Maskarade Overture
About this Piece
Composed: 1904-1906
Length: c. 5 minutes
Orchestration: 3 flutes (3rd = piccolo), 2 oboes, 2 clarinets, 2 bassoons, 4 horns, 3 trumpets, 3 trombones, tuba, timpani, percussion (bass drum, cymbals), and strings
First Los Angeles Philharmonic performance:
Outside of Denmark, audiences know Carl Nielsen primarily for his six symphonies, which continue to occupy an important place in the repertoire seven decades after his death. But in Denmark, Nielsen is also responsible for the Danish national opera, Maskarade. The concept might be difficult for us Americans to understand, because we really don’t have a national opera (Porgy and Bess probably comes closest), but Maskarade occupies a position similar to that of Peter Grimes or Dido and Aeneas in England, Carmen in France, or Fidelio and most of Wagner’s output in Germany.
Maskarade, based on a 1724 play of the same name by Ludvig Holberg, takes place in Copenhagen in the spring of 1723. The story of love and mistaken identity unfolds with a series of glittering masked balls as its backdrop. In his overture to the opera, Nielsen achieves something similar to what Mozart did in The Marriage of Figaro, drawing the listener immediately into the opera’s atmosphere of high spirits and romantic intrigues. Nielsen was a great admirer of Mozart, whose achievements as a composer he outlined in a 1906 essay to commemorate the 150th anniversary of Mozart’s birth. The other influence that emerges in the Overture (and throughout the opera) is that of Vilhelm Anderson, who crafted the libretto as an example of his theories about the Dionysian dimension of comedy.
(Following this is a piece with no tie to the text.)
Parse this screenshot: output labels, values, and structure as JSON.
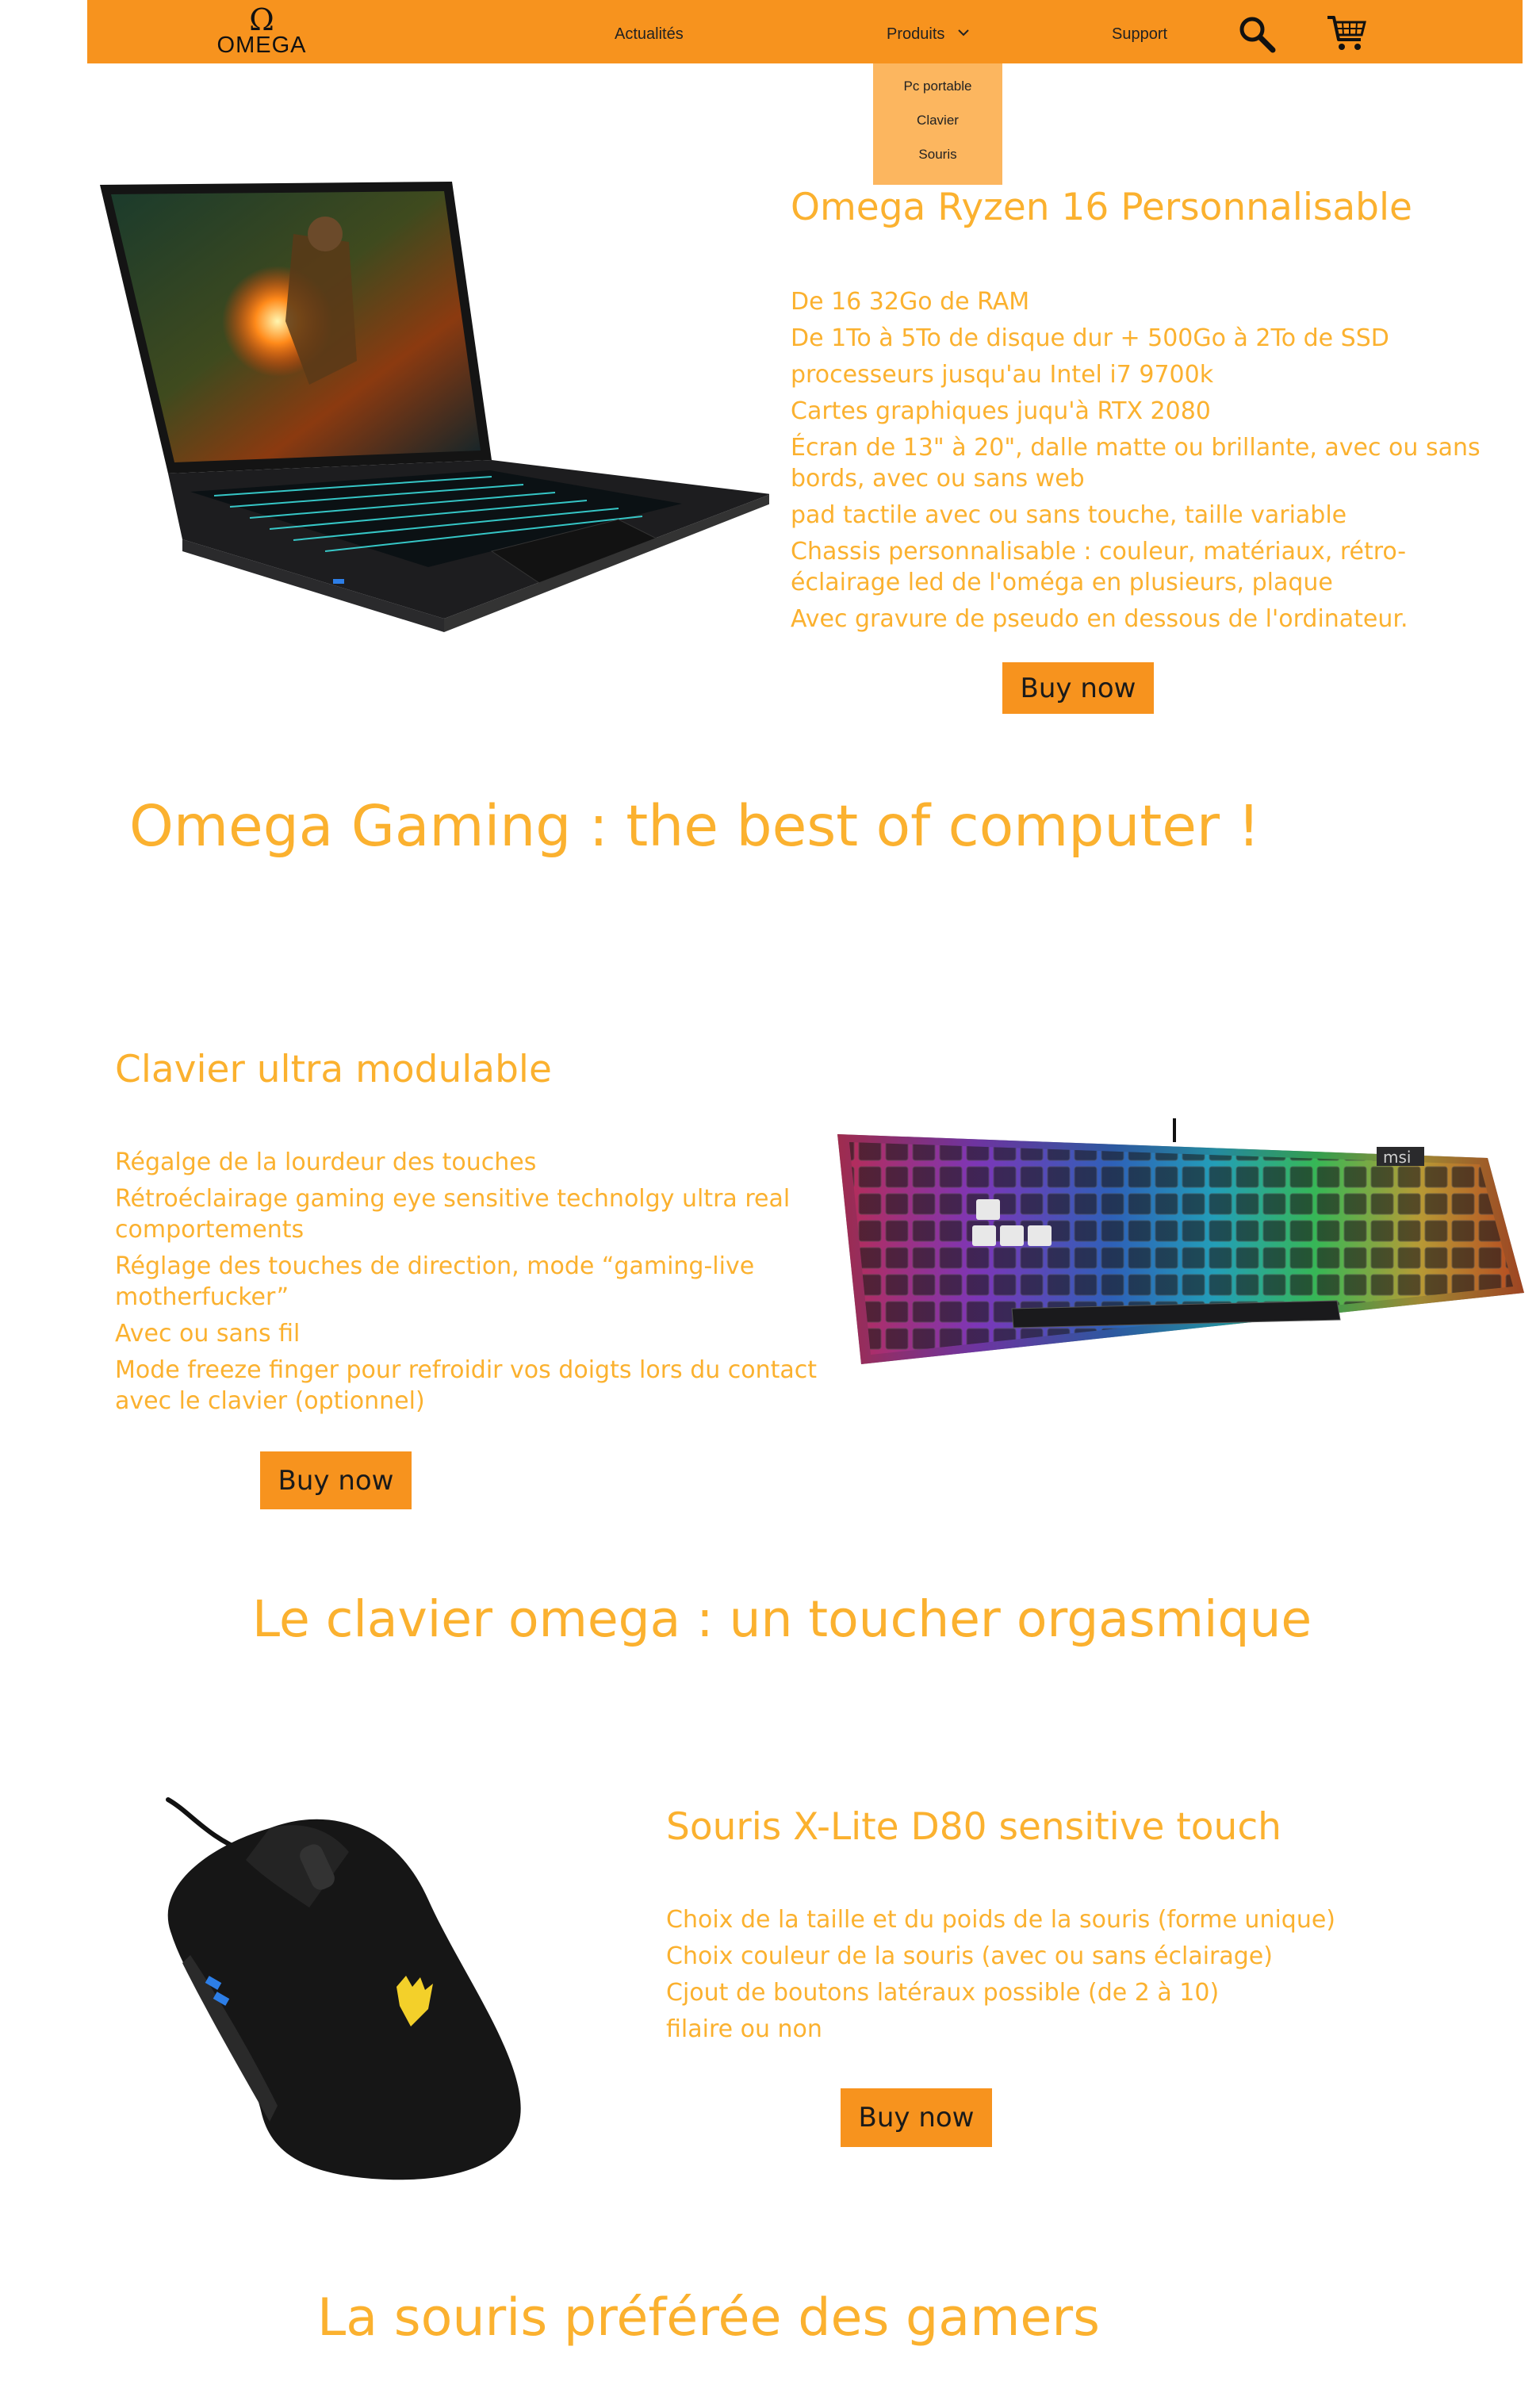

Accordingly, Nielsen avoided anything sustained that might hint at tragedy in favor of brief, punchy numbers sparkling with wit and filled with humor, of which the Overture is a prime example. As the opera’s hero Henrik puts it in one of his numbers: “In this country where sunlight is so woefully reduced, where it is dark eleven months of the year… can a young cavalier do better than to forget for a while the swamp in which we wade and make his heart light by bathing in the cascade of dance and song and light and fire called masquerade?”